The study of separating different sizes of particles through a microchannel has been an interest in recent years and the primary attention of this study is to isolate the particles to the specific outlets. The present work highly focuses on the design and numerical analysis of a microchip and the microparticles capture using special structures like corrugated dragonfly wing structure and cilia walls. The special biomimetic structured corrugated wing is taken from the cross-sectional area of the dragonfly wing and cilia structure is obtained from the epithelium terminal bronchioles to the larynx from the human body. Parametric studies were conducted on different sizes of microchip scaled and tested up in the range between 2-6 mm and the thickness was assigned as 80 mu m in both dragonfly wing structure and cilia walls.
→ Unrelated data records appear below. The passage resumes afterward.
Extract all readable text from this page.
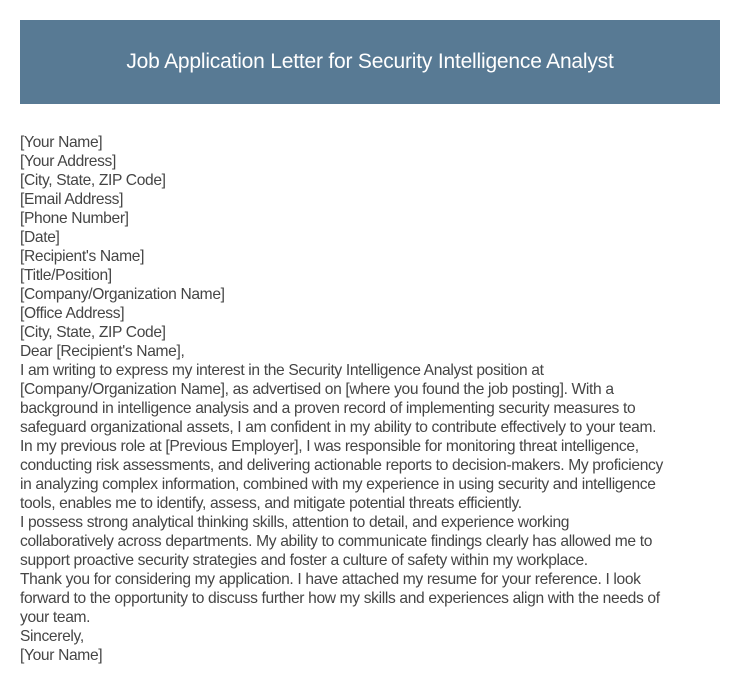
Job Application Letter for Security Intelligence Analyst
[Your Name]
[Your Address]
[City, State, ZIP Code]
[Email Address]
[Phone Number]
[Date]
[Recipient's Name]
[Title/Position]
[Company/Organization Name]
[Office Address]
[City, State, ZIP Code]
Dear [Recipient's Name],
I am writing to express my interest in the Security Intelligence Analyst position at
[Company/Organization Name], as advertised on [where you found the job posting]. With a
background in intelligence analysis and a proven record of implementing security measures to
safeguard organizational assets, I am confident in my ability to contribute effectively to your team.
In my previous role at [Previous Employer], I was responsible for monitoring threat intelligence,
conducting risk assessments, and delivering actionable reports to decision-makers. My proficiency
in analyzing complex information, combined with my experience in using security and intelligence
tools, enables me to identify, assess, and mitigate potential threats efficiently.
I possess strong analytical thinking skills, attention to detail, and experience working
collaboratively across departments. My ability to communicate findings clearly has allowed me to
support proactive security strategies and foster a culture of safety within my workplace.
Thank you for considering my application. I have attached my resume for your reference. I look
forward to the opportunity to discuss further how my skills and experiences align with the needs of
your team.
Sincerely,
[Your Name]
The microflow channel is a low Reynolds number regime and with the help of the special structures, the flow inside the microchannel is pinched and a sinusoidal waveform pattern is observed. The pinched flow with sinusoidal waveform carries the particles downstream and induces the particles trapped in desired outlets. Fluid particle interaction (FPI) with a time-dependent solver in COMSOL Multiphysics was used to carry out the numerical study. Two particle sizes of 5 mu m and 20 mu m were applied, the inlet velocity of 0.52 m/s with an inflow angle of 50 degrees was used throughout the study and it suggested that: the microchannel length of 3 mm with corrugated dragonfly wing structure had the maximum particle capture rate of 20 mu m at the mainstream outlet. 80% capture rate for the microchannel length of 3 mm with corrugated dragonfly wing structure and 98% capture rate for the microchannel length of 2 mm with cilia wall structure were observed. Numerical simulation results showed that the cilia walled microchip is superior to the corrugated wing structure as the mainstream outlet can conduct most of the 20 mu m particles. At the same time, the secondary outlet can laterally capture most of the 5 mu m particles. This biomimetic microchip design is expected to be implemented using the PDMS MEMS process in the future.